I loved baking cakes, kneading bread, trying out new recipes by The Hairy Bikers, Rick Stein, Carluccio, Masterchef Australia.
I used to go on long walks, along the sandy beaches of England, climbing mountains in Wales, exploring footpaths in Scotland. I was looking forward to exploring abroad. Vineyards in Italy, Temples in China and Japan, landscapes in Vietnam, Australia and Russia. Capturing it all on my camera.
I was a professional photographer; following brides through their day whilst my husband followed the groom, chasing kids around a park for family photoshoots.

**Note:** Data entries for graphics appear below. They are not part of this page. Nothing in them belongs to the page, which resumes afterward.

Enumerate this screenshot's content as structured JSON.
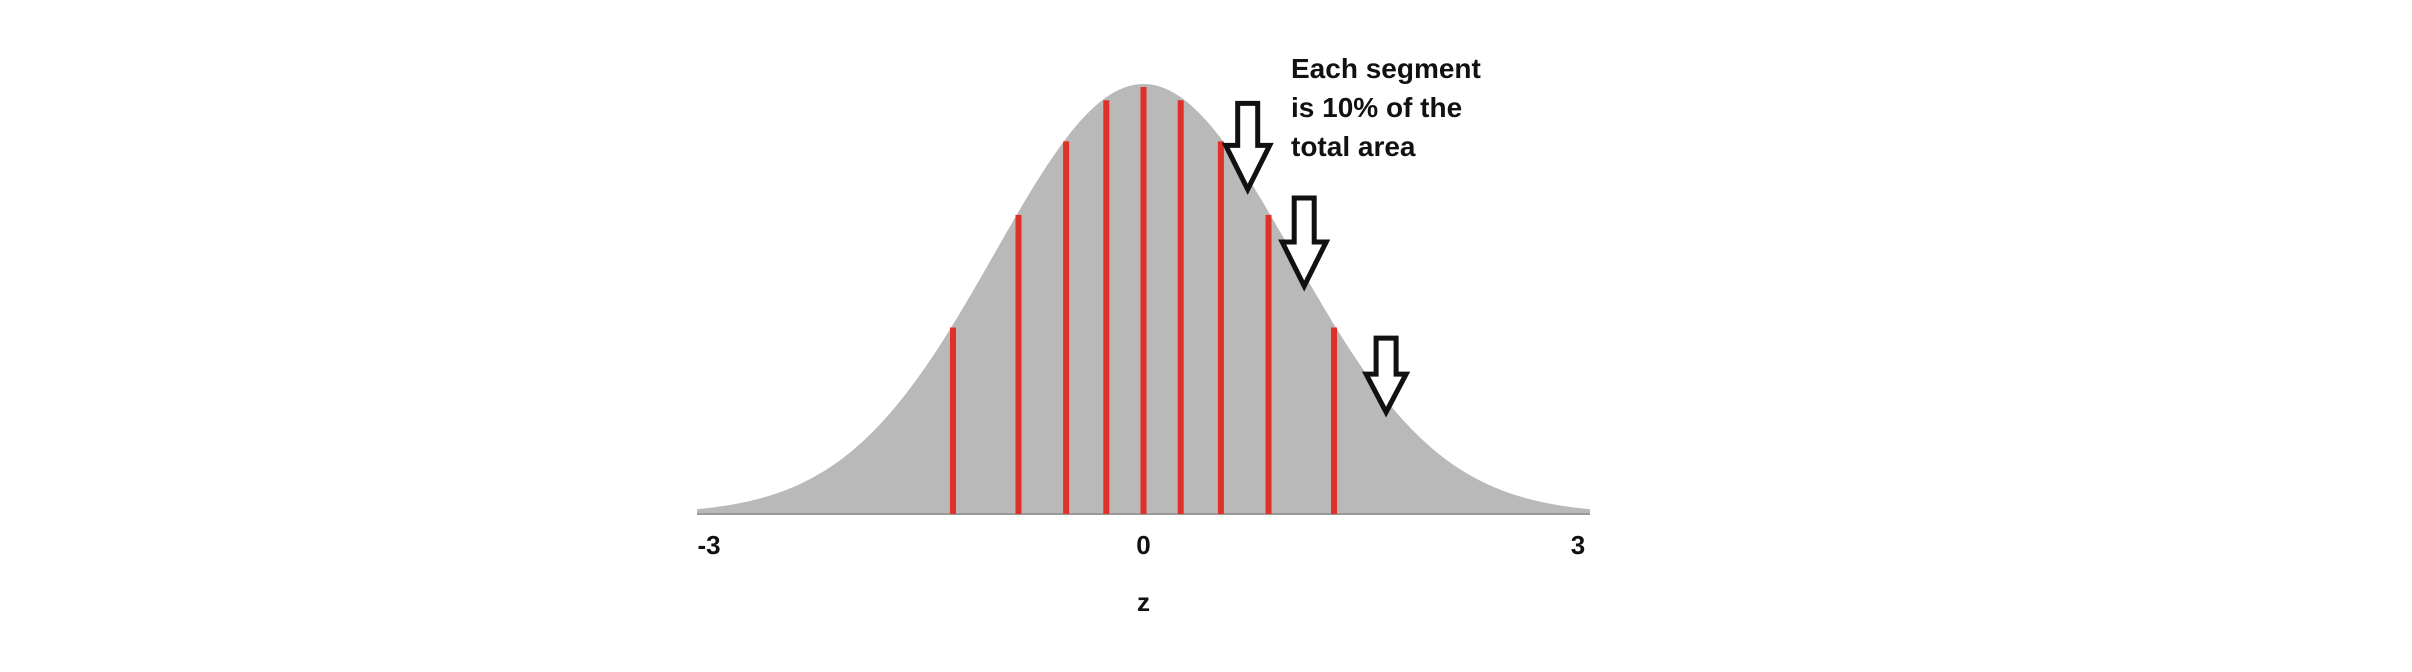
{
  "chart_data": {
    "type": "area",
    "title": "",
    "xlabel": "z",
    "ylabel": "",
    "xlim": [
      -3,
      3
    ],
    "ylim": [
      0,
      0.4
    ],
    "x_ticks": [
      {
        "value": -3,
        "label": "-3"
      },
      {
        "value": 0,
        "label": "0"
      },
      {
        "value": 3,
        "label": "3"
      }
    ],
    "curve": "standard normal density",
    "fill_color": "#b9b9b9",
    "divider_color": "#e0302a",
    "decile_boundaries": [
      -1.28,
      -0.84,
      -0.52,
      -0.25,
      0,
      0.25,
      0.52,
      0.84,
      1.28
    ],
    "annotation": {
      "lines": [
        "Each segment",
        "is 10% of the",
        "total area"
      ],
      "arrow_targets_z": [
        0.7,
        1.08,
        1.63
      ]
    },
    "grid": false,
    "legend": "none"
  }
}
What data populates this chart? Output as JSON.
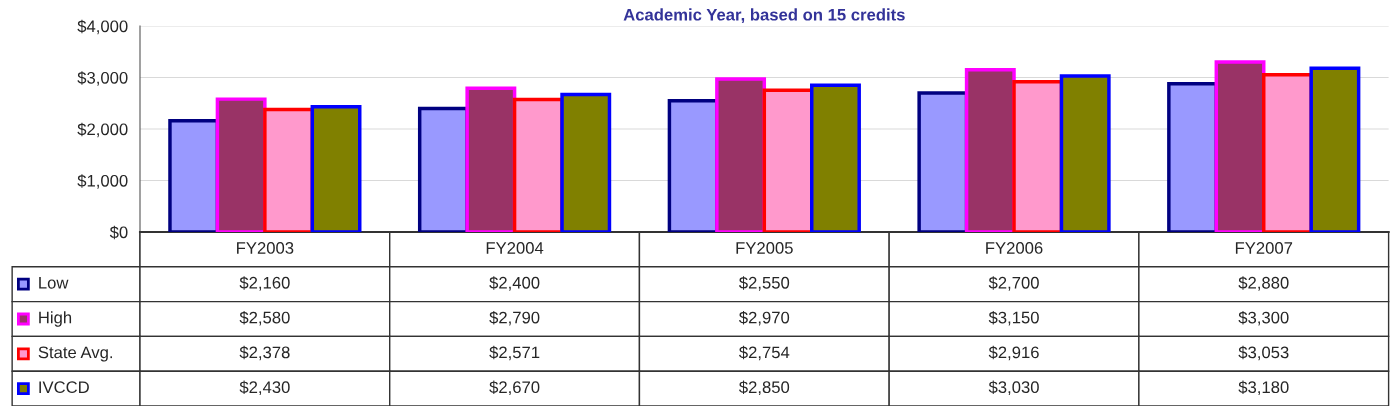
{
  "chart_data": {
    "type": "bar",
    "title": "Academic Year, based on 15 credits",
    "categories": [
      "FY2003",
      "FY2004",
      "FY2005",
      "FY2006",
      "FY2007"
    ],
    "series": [
      {
        "name": "Low",
        "color": "#9999ff",
        "values": [
          2160,
          2400,
          2550,
          2700,
          2880
        ],
        "value_labels": [
          "$2,160",
          "$2,400",
          "$2,550",
          "$2,700",
          "$2,880"
        ]
      },
      {
        "name": "High",
        "color": "#993366",
        "values": [
          2580,
          2790,
          2970,
          3150,
          3300
        ],
        "value_labels": [
          "$2,580",
          "$2,790",
          "$2,970",
          "$3,150",
          "$3,300"
        ]
      },
      {
        "name": "State Avg.",
        "color": "#ff99cc",
        "values": [
          2378,
          2571,
          2754,
          2916,
          3053
        ],
        "value_labels": [
          "$2,378",
          "$2,571",
          "$2,754",
          "$2,916",
          "$3,053"
        ]
      },
      {
        "name": "IVCCD",
        "color": "#808000",
        "values": [
          2430,
          2670,
          2850,
          3030,
          3180
        ],
        "value_labels": [
          "$2,430",
          "$2,670",
          "$2,850",
          "$3,030",
          "$3,180"
        ]
      }
    ],
    "ylim": [
      0,
      4000
    ],
    "yticks": [
      {
        "value": 0,
        "label": "$0"
      },
      {
        "value": 1000,
        "label": "$1,000"
      },
      {
        "value": 2000,
        "label": "$2,000"
      },
      {
        "value": 3000,
        "label": "$3,000"
      },
      {
        "value": 4000,
        "label": "$4,000"
      }
    ],
    "grid": "y",
    "legend": "bottom left"
  }
}
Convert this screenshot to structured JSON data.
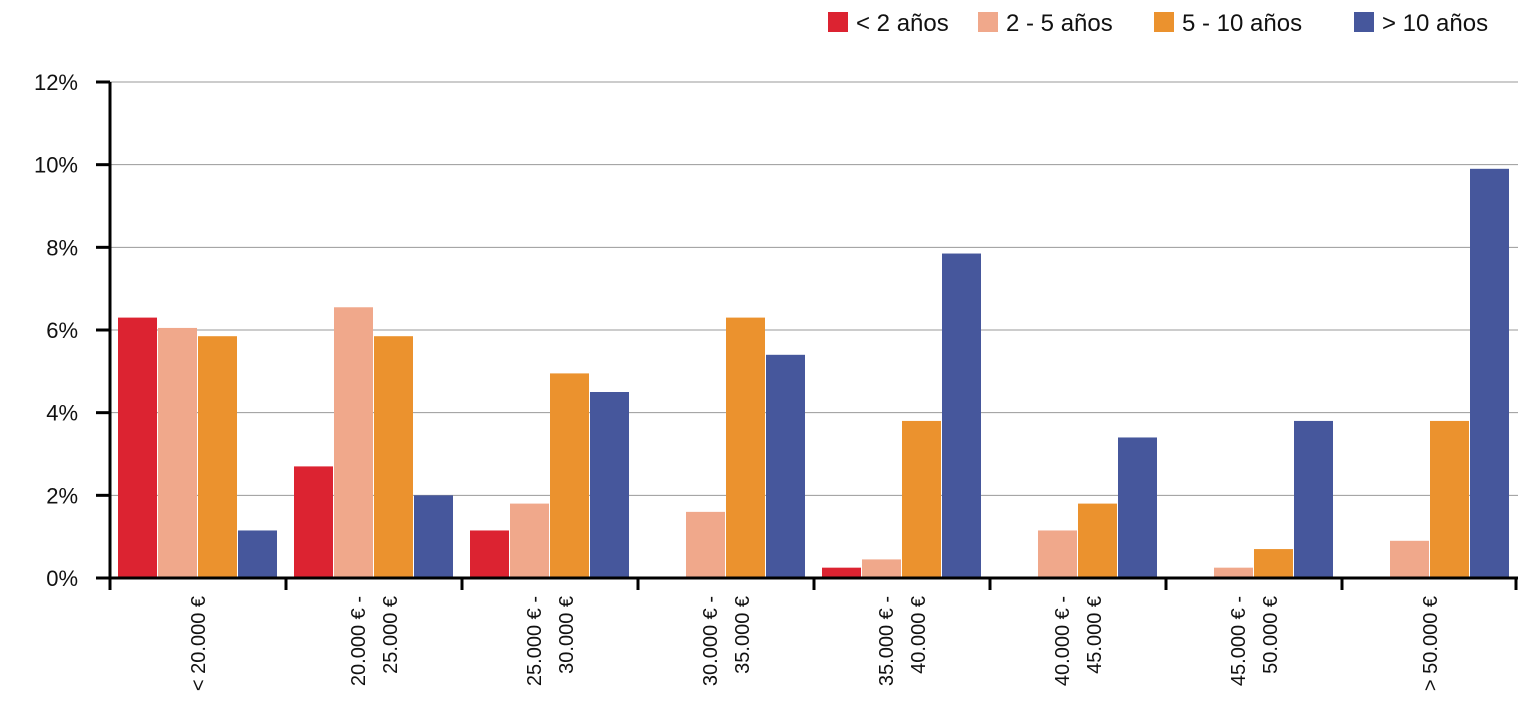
{
  "chart_data": {
    "type": "bar",
    "title": "",
    "xlabel": "",
    "ylabel": "",
    "ylim": [
      0,
      12
    ],
    "y_tick_values": [
      0,
      2,
      4,
      6,
      8,
      10,
      12
    ],
    "y_tick_labels": [
      "0%",
      "2%",
      "4%",
      "6%",
      "8%",
      "10%",
      "12%"
    ],
    "grid": true,
    "legend_position": "top-right",
    "categories": [
      [
        "< 20.000 €"
      ],
      [
        "20.000 € -",
        "25.000 €"
      ],
      [
        "25.000 € -",
        "30.000 €"
      ],
      [
        "30.000 € -",
        "35.000 €"
      ],
      [
        "35.000 € -",
        "40.000 €"
      ],
      [
        "40.000 € -",
        "45.000 €"
      ],
      [
        "45.000 € -",
        "50.000 €"
      ],
      [
        "> 50.000 €"
      ]
    ],
    "series": [
      {
        "name": "< 2 años",
        "color": "#dc2331",
        "values": [
          6.3,
          2.7,
          1.15,
          0,
          0.25,
          0,
          0,
          0
        ]
      },
      {
        "name": "2 - 5 años",
        "color": "#f0a88b",
        "values": [
          6.05,
          6.55,
          1.8,
          1.6,
          0.45,
          1.15,
          0.25,
          0.9
        ]
      },
      {
        "name": "5 - 10 años",
        "color": "#eb922e",
        "values": [
          5.85,
          5.85,
          4.95,
          6.3,
          3.8,
          1.8,
          0.7,
          3.8
        ]
      },
      {
        "name": "> 10 años",
        "color": "#46579c",
        "values": [
          1.15,
          2.0,
          4.5,
          5.4,
          7.85,
          3.4,
          3.8,
          9.9
        ]
      }
    ]
  }
}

Now I’m stuck in a wheelchair on days out, sat on a sofa watching travel shows, having caregivers cook my kids their evening meals, do the laundry, clean my house. That’s on an average day. On a bad day, I’m lying in bed hoping the walk to the toilet next door won’t be too painful, that my hips won’t actually disintegrate, like it feels they will. That my numb feet will hold my weight.
My old camera weighs too much to use and, even with a lighter camera, I’m reduced to half an hour at a time. I loved my photography. My husband and I had to close our business. I had to turn away the work that I really wanted to do.
Now I make jewelry, on a good day. I read crafts magazines on average days and sob into my pillow on bad days.
If I was cured tomorrow, I’d take my kids to the park and play tennis, start having my dinner parties again, pick up my camera again. I’d tour the world and capture the beauty this world holds for those who can’t travel. I’d make bread, chocolate fudge cake and chocolate ganache.